Real-Time Payments Vulnerable to Chargebacks and Fraud
For the longest time, going cashless was easy for all but the simplest transactions. Every place of business was ready and willing to scan a payment card to take your money, but if you owed a friend $7 for coffee, you'd have to find an ATM (and hope they had change for a twenty) or find your checkbook. Who didn't love carrying a $7 check around in their purse or wallet for weeks, never quite remembering to deposit it?
Then along came services like Venmo that allowed individuals to make cheap, instantaneous electronic payments, person to person. With a few taps, you could transfer money from your bank account to theirs. While third-party services may have led the way in gaining widespread consumer acceptance, banks and credit unions soon started offering their own instant payment services for their customers to use. According to data compiled by the financial services firm FIS, the number of real time payment services has quadrupled in the last five years, growing by 35% in the past year alone.
Instant payment services have revolutionized going out with friends and splitting the tab, and of course its implications for commercial payments and other transactions are significant as well. Instant payment apps give the payer control over the timing, amount, and recipient of their payments, a reversal of the usual commercial scenario where the payee takes the card, provides the transaction information, and initiates the transfer of funds.

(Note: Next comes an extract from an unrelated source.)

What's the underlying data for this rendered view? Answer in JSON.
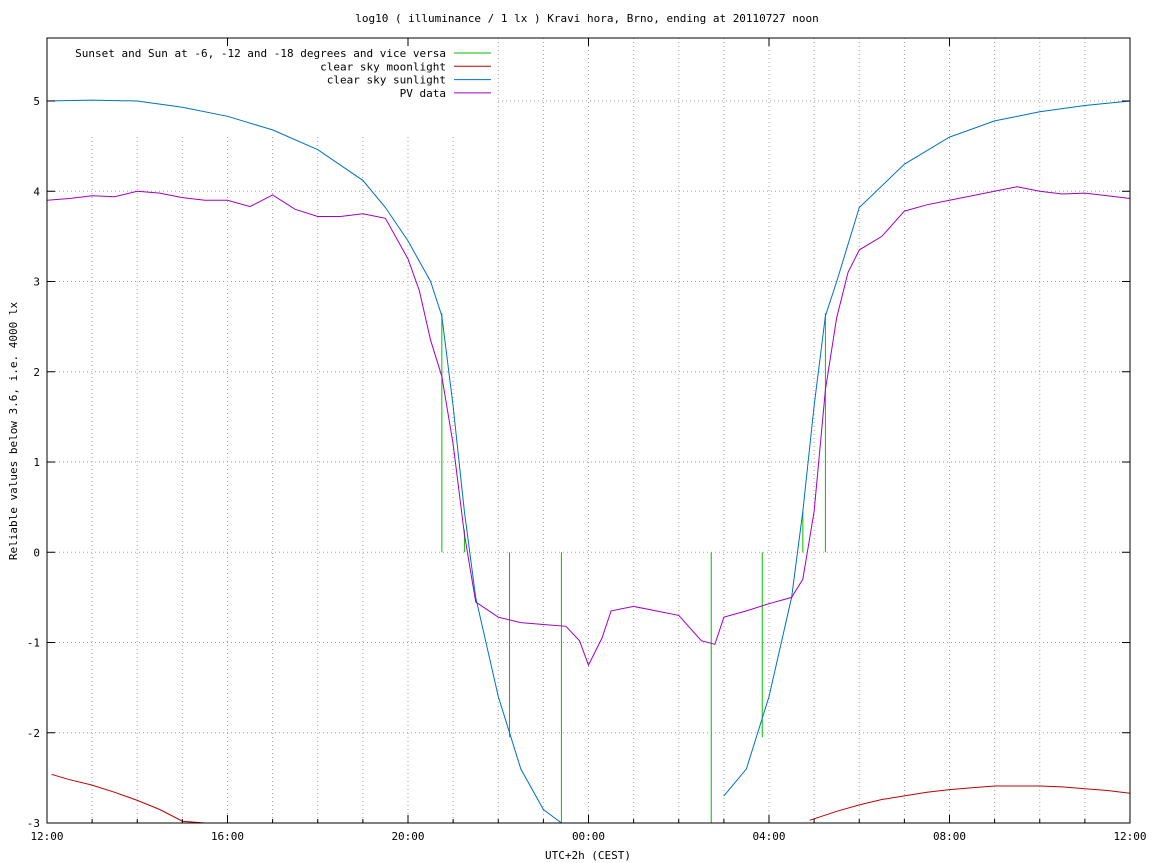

Shifting this locus of control, however, does not necessarily mean that real time payment systems will reduce the evergreen problem of disputes and chargebacks. On the contrary, the lack of a consistent and standardized system for dealing with disputes, chargebacks, and transaction fraud in the real time payment space has the potential to seriously damage consumer and merchant confidence in this emerging technology.
Real Time Disputes
Consumers love real time payment services—especially when it doesn't cost them anything. There has been significant market pressure on banks and credit unions to offer this service to their customers, as they can provide free transfers between members and undercut the costs incurred by third-party providers. The result has been a huge number of real time payment services rushed to market without any real regulations or infrastructure in place to deal with disputes or fraudulent transactions.
By their nature, real time payment systems have no centralized authority or two disputing parties to appeal to—there's no card network setting the rules that all parties must agree to follow. Banks and providers can set their own rules, but they have no authority to compel the other party's financial institution to cooperate in the event of a dispute.
Some platforms do have mechanisms in place for handling disputes, but they're doing so on their own volition, with no guarantee of fair or consistent standards. Customers love the convenience of real time payments, but they love the convenience of fast, low-barrier chargebacks, too, and it won't take long at all for consumer goodwill toward a real time payment platform to curdle after an unsatisfactory or frustrating experience with a problematic transaction.
For example, let's say you find somebody selling concert tickets on social media and pay them $50 with your credit union's instant payment service. Later, at the venue, the box office tells you the tickets are fake. This would be a relatively simple chargeback scenario if you'd paid with a credit card, but in this situation, there's nothing to compel the fraudster's financial institution to hear your complaint or do anything about it.
In The Fed We Trust?
There's going to be a new player making a big splash in the real time payments scene soon: the Federal Reserve Board. They're introducing a new 24/7 payment and settlement service, FedNow, to support real time payment systems. The idea is to provide round the clock support and service for greater liquidity and faster payment settlements.
For consumers, the backing of the Federal Reserve Board should provide greater confidence in the safety and stability of real time payment systems, but it does not automatically follow that fair and comprehensive dispute resolution mechanisms will be included. Without a robust system for handling disputes, fraud, and chargebacks in an equitable way, the Feds could be setting themselves up for a considerable consumer backlash.
Even if consumers, banks, and the Fed all turn a blind eye to vulnerabilities in the FedNow system and its affiliates, one group assuredly will not: fraudsters. They will stress-test every potential flaw in the system as soon as it goes live, and consumers must have a way to submit questionable transactions to an objective review process. Without this, we can expect banks to look out for their own customers first, leaving us with a system in which convenience comes at the expense of fairness and consistency. This kind of system won't last long, and the ones who will profit the most from it are the fraudsters.
As a merchant, it might seem nice to imagine a payment scheme in which chargebacks don't exist, but it's important for merchants to have their voices heard in any discussions about how the Fed or private financial institutions will address the question of disputes and chargebacks in the real time payments sphere. The more consumers get comfortable using instant payment services, the more pressure there will be on merchants to accept these forms of payment.
It's usually advisable to give your customers whatever payment options will make them more willing to buy from you, but you should always tread lightly when it comes to new and untested technologies. Take it as a given that the fraudsters already know where the technological and regulatory vulnerabilities are.